Did you know that by following a series of steps before and during your wine tasting your overall experience will be greatly enhanced? By using a wide array of your senses, the smell and flavours will be heightened and therefore you will be able to enjoy your wine on a whole new level. Test out these steps the next time you are at a tasting or bring a new bottle home with you and see how your experience is enriched!
1. Examine Colour
Ensure you are holding the glass at the stem so you do not warm the wine with your hand. With the wine freshly poured in your glass, look at the colour of the wine and the clarity. Tilting the class can make it a bit easier to see the way the colour changes from the centre to the edges. Look beyond red or white. If it’s a red wine, is the colour maroon, ruby, purple, or cherry? If it’s a white wine, is the colour clear, straw-like, light green, golden, amber, or pale yellow in appearance? Now move on to the wine’s opacity. Is the wine watery or dark, translucent or opaque, dull or brilliant, cloudy or clear?

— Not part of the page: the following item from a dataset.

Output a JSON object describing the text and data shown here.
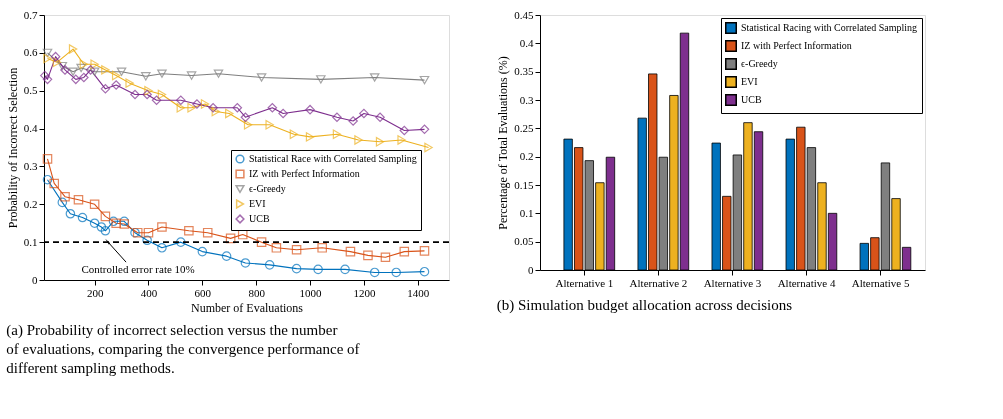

An older red wine will often have more of an orange tinge than a younger red wine. An older white wine will be darker than a younger white wine.

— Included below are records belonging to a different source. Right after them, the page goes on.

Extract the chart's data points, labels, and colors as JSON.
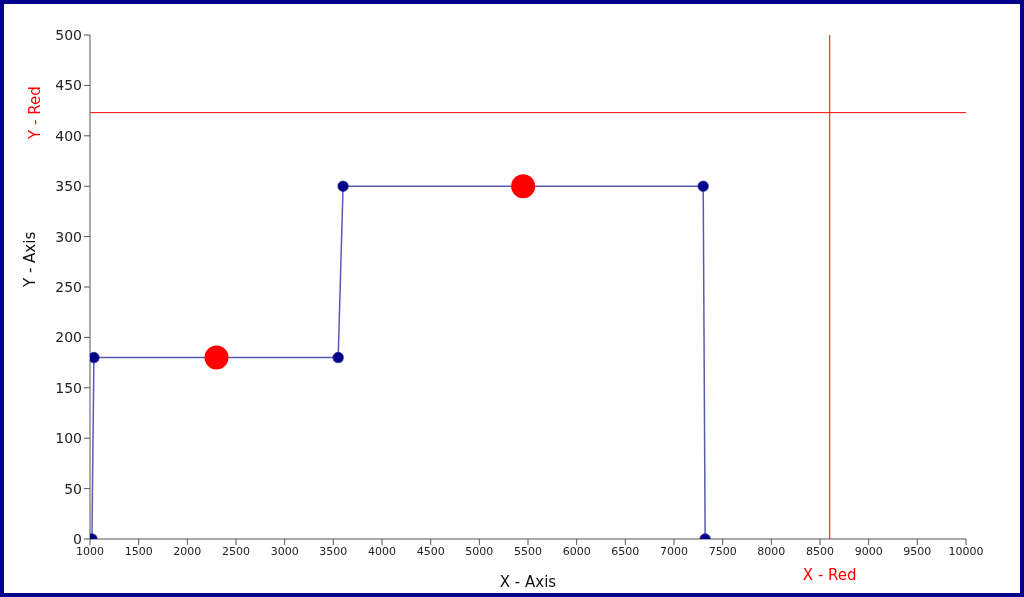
{
  "chart_data": {
    "type": "line",
    "xlabel": "X - Axis",
    "ylabel": "Y - Axis",
    "xlim": [
      1000,
      10000
    ],
    "xticks": [
      1000,
      1500,
      2000,
      2500,
      3000,
      3500,
      4000,
      4500,
      5000,
      5500,
      6000,
      6500,
      7000,
      7500,
      8000,
      8500,
      9000,
      9500,
      10000
    ],
    "ylim": [
      0,
      500
    ],
    "yticks": [
      0,
      50,
      100,
      150,
      200,
      250,
      300,
      350,
      400,
      450,
      500
    ],
    "grid": false,
    "series": [
      {
        "type": "line",
        "color": "#00008b",
        "marker": "circle",
        "line_style": "solid",
        "x": [
          1020,
          1040,
          3550,
          3600,
          7300,
          7320
        ],
        "values": [
          0,
          180,
          180,
          350,
          350,
          0
        ]
      },
      {
        "type": "scatter",
        "color": "#ff0000",
        "marker": "circle",
        "x": [
          2300,
          5450
        ],
        "values": [
          180,
          350
        ]
      }
    ],
    "ref_lines": [
      {
        "axis": "x",
        "value": 8600,
        "label": "X - Red",
        "color": "#ff0000"
      },
      {
        "axis": "y",
        "value": 423,
        "label": "Y - Red",
        "color": "#ff0000"
      }
    ]
  }
}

To get the best impression of your wine’s aroma, swirl your glass for a solid 10 seconds. The swirling will help vaporize some of the wine’s alcohol and release more of its natural aromas and viscosity.
3. Note viscosity
Now that you’ve swirled your wine, notice how the wine flows (viscosity) and observe the density of the “wine legs” on your glass. Wine legs are the droplets of wine that form on the inside of a wine glass. A higher density of droplets can indicate either high alcohol content and/or high sugar content.
Using our sense of smell is key in order to properly analyze a glass of wine. With your glass freshly swirled, take a quick whiff a couple inches from your nose. Then, stick your nose down into the glass and inhale deep through your nose. Keep the glass swirling and let the aromas mix and mingle. What do you smell? Do you smell berries, flowers, vanilla, citrus, or oak? The wine’s particular aroma is a great indicator of its quality and unique characteristics.
It’s time to taste! Wine should be sipped, not gulped. Take a sip and first roll the wine around in your mouth exposing it to all of your taste buds, enabling you to detect sweet, sour, salty, or bitter. You can also pay attention to the texture and body. The wine’s “finish” is how long the flavour lasts after it is swallowed. Was it light-bodied (like the weight of water), medium-bodied (like the weight of milk) or full-bodied (like the consistency of cream)? Do you want another sip? Here are some commonly found tastes for each of the most common varieties:
Cabernet – black currant, cherry other, black fruits, green spices
Merlot – plum, red and black fruits, green spices, floral
Zinfandel – black fruits, black spices
Shiraz – black fruits, black spices
Pinot Noir – red fruits, floral, herbs
Chardonnay – tropical fruit, citrus fruit, or melon
Sauvignon Blanc – Grapefruit, white gooseberry, lime, melon
Wine wants to be talked about. It wants to hear what you think about it. Did you like the wine overall? Was this wine unique or unmemorable? Were there any characteristics that shined through and impressed you? Was it sweet, sour, or bitter? How was the wine’s acidity? Did it taste balanced?
Try pairing wines with certain foods and note the how it enhances or diminishes the flavours of the wine. With red wines try different cheeses, good quality chocolate and berries. With white wines you can try apples, pears and citrus fruits. Finding the perfect pairing is truly a very enjoyable experience. Even though it’s a little cliché, my absolute favourite pairing would have to be dark chocolate and a glass of full-bodied red wine! Time to cozy up and enjoy a glass of wine you personally selected!